Matt Pocock, the TypeScript educator behind Total TypeScript, published his personal Claude Code skills directory and it shot to 1,679 daily stars. The collection targets four failure modes that plague AI-assisted development: agents that implement before they fully understand requirements, verbose outputs that waste tokens, code that breaks outside a demo environment, and architectural drift as AI-accelerated complexity compounds. Skills like /grill-me, /tdd, and /improve-codebase-architecture are small, composable, and installable via npx skills@latest add mattpocock/skills. It's a practitioner's answer to the question of how to make AI coding assistants genuinely reliable on real projects.

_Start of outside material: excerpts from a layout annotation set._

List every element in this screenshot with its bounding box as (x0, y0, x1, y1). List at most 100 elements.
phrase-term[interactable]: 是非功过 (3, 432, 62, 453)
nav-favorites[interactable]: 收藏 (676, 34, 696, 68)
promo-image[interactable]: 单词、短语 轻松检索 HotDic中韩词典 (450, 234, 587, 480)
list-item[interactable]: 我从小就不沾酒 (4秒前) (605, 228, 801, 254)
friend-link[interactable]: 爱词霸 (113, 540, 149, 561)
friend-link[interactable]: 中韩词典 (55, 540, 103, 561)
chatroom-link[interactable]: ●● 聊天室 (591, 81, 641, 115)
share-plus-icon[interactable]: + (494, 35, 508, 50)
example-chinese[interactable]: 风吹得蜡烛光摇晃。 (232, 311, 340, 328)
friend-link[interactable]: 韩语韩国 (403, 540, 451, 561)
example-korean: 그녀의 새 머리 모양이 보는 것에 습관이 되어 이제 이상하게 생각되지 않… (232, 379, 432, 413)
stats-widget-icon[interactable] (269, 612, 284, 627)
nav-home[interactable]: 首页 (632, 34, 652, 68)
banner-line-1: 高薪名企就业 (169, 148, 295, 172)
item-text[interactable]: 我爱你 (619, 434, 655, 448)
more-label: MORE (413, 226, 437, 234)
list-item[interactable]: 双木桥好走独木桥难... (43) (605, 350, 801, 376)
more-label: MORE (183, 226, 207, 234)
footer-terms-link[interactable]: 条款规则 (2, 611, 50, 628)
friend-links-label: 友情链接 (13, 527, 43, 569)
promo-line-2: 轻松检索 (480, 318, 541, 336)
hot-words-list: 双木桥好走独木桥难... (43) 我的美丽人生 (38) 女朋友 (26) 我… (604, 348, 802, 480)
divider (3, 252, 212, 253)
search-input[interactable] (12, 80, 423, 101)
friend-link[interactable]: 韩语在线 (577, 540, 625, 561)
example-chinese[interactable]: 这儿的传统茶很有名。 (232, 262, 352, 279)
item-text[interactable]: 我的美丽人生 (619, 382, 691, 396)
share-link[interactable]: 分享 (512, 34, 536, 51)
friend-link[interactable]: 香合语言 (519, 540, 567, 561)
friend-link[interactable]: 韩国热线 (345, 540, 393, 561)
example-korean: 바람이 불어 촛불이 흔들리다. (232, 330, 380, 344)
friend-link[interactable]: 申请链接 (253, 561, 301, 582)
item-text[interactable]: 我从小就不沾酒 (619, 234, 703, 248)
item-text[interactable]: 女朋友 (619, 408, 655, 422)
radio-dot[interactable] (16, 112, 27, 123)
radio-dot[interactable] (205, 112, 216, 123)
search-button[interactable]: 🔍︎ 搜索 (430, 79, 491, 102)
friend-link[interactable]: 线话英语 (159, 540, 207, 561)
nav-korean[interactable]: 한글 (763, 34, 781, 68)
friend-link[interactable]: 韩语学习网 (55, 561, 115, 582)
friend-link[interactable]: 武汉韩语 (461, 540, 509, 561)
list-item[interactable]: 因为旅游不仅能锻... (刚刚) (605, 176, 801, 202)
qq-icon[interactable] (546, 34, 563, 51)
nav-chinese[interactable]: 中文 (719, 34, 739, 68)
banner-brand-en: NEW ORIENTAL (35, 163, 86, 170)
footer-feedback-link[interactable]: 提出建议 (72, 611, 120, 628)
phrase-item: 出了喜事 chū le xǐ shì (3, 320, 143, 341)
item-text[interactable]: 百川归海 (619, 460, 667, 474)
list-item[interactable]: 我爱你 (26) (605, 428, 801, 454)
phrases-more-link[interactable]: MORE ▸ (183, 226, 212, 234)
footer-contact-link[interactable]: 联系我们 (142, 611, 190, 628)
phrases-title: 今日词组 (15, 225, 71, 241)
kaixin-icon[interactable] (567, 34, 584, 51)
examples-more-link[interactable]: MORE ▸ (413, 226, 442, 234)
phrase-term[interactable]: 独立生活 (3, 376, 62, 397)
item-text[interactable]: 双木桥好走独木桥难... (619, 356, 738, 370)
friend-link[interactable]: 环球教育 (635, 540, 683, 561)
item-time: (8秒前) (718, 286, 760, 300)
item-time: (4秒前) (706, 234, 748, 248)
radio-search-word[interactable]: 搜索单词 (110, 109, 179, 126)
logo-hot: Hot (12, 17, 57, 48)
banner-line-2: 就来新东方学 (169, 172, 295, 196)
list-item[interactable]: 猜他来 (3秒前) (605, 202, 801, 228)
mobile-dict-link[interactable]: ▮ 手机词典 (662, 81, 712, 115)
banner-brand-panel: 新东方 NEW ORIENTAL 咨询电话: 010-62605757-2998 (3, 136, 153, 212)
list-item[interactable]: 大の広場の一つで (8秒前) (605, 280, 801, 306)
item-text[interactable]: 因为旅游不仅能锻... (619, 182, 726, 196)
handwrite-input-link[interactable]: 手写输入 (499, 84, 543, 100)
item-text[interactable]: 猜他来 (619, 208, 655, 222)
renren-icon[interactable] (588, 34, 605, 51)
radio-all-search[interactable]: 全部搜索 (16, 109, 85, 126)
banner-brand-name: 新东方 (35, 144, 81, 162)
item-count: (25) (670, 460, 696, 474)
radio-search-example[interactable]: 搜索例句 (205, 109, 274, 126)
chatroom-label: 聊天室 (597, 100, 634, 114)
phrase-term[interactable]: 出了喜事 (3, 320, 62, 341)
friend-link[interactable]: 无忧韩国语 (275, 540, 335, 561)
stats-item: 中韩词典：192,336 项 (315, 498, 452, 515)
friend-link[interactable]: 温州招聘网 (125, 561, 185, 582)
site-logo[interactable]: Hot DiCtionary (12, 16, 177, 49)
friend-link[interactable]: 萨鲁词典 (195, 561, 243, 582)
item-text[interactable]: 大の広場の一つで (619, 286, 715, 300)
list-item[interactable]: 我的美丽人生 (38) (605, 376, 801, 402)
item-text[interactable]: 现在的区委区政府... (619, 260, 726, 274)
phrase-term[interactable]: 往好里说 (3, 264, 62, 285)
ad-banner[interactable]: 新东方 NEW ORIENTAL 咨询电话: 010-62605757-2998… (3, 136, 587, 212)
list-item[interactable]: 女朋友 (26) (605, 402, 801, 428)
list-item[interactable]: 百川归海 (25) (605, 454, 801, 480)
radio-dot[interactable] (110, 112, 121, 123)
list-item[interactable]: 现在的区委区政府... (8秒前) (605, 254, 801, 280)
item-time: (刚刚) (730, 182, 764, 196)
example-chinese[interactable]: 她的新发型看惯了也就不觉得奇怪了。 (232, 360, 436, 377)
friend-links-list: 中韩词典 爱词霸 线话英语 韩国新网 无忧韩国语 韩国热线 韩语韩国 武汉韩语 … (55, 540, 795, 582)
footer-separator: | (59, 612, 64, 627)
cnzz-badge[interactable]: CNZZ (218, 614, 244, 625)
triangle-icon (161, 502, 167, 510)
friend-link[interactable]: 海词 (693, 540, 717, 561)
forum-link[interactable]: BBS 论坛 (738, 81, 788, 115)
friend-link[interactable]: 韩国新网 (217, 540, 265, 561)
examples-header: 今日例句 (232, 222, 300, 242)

github.com/mattpocock/skills

hallmark: Running 57 Slop Tests Before Your UI Ships

Hallmark is a design skill for Claude Code, Cursor, and Codex that refuses to produce the generic layouts AI tools default to when given an underspecified brief. Before emitting any output, it runs fifty-seven anti-pattern checks and a self-critique pass, screening out the card grids, gradient heroes, and sans-serif monotony that have become synonymous with AI-generated web design. It also ships an Audit mode for scoring existing interfaces and a Study mode that extracts design DNA from sites you admire without pixel-cloning them. The 1,015 stars earned today suggest developers are genuinely frustrated that AI-assisted UIs have started to look indistinguishable from one another.

github.com/Nutlope/hallmark

Vibe-Trading: Natural Language into Backtested Strategy

Vibe-Trading converts natural-language finance questions into fully executed research workflows — market data retrieval, strategy generation, backtesting across equities, crypto, futures, and forex, then export to TradingView Pine Script or MetaTrader 5. The platform integrates roughly 19 free data sources with intelligent fallback routing, an Alpha Zoo of 452+ quantitative factors, and MCP support across 50+ specialized tool-calling capabilities. It added 1,256 stars today against a base of over 23,000. What distinguishes it from generic AI finance tools is depth: research memory persists across sessions, and multi-agent swarms can be deployed for specialized analysis tasks that benefit from parallel investigation.

github.com/HKUDS/Vibe-Trading

needle: 26M Parameters, Purpose-Built for Edge Function Calling

Cactus Compute's needle is a 26-million parameter model — distilled from Gemini 3.1 — designed to run on phones, watches, and glasses and do one thing well: determine which function to call and with what parameters. At that scale it processes 6,000 tokens per second during prefill and 1,200 during decoding on Cactus infrastructure, outperforming comparably-sized models like FunctionGemma-270m and Qwen-0.6B on single-shot function call benchmarks. The model is open-weight on Hugging Face, fine-tunable locally on standard hardware, and includes a web playground for testing against custom tool definitions. It's a pointed reminder that not every AI capability needs a 100B parameter backbone — a focused 26M parameter model with a narrow objective can win its category.

github.com/cactus-compute/needle

awesome-llm-apps: 100+ Agent and RAG Apps That Actually Run

Shubham Saboo's awesome-llm-apps collection earned 1,106 stars today, and it earns the description in its tagline: these are agent and RAG apps you can clone, customize, and ship, not proof-of-concept demos that require a six-step environment setup and break on real input. Coverage spans finance, healthcare, code review, research automation, and more, across multiple model providers. It's the kind of curated resource that's most useful to developers who learn faster from reading working code than from documentation — and right now there's a lot of working code to read.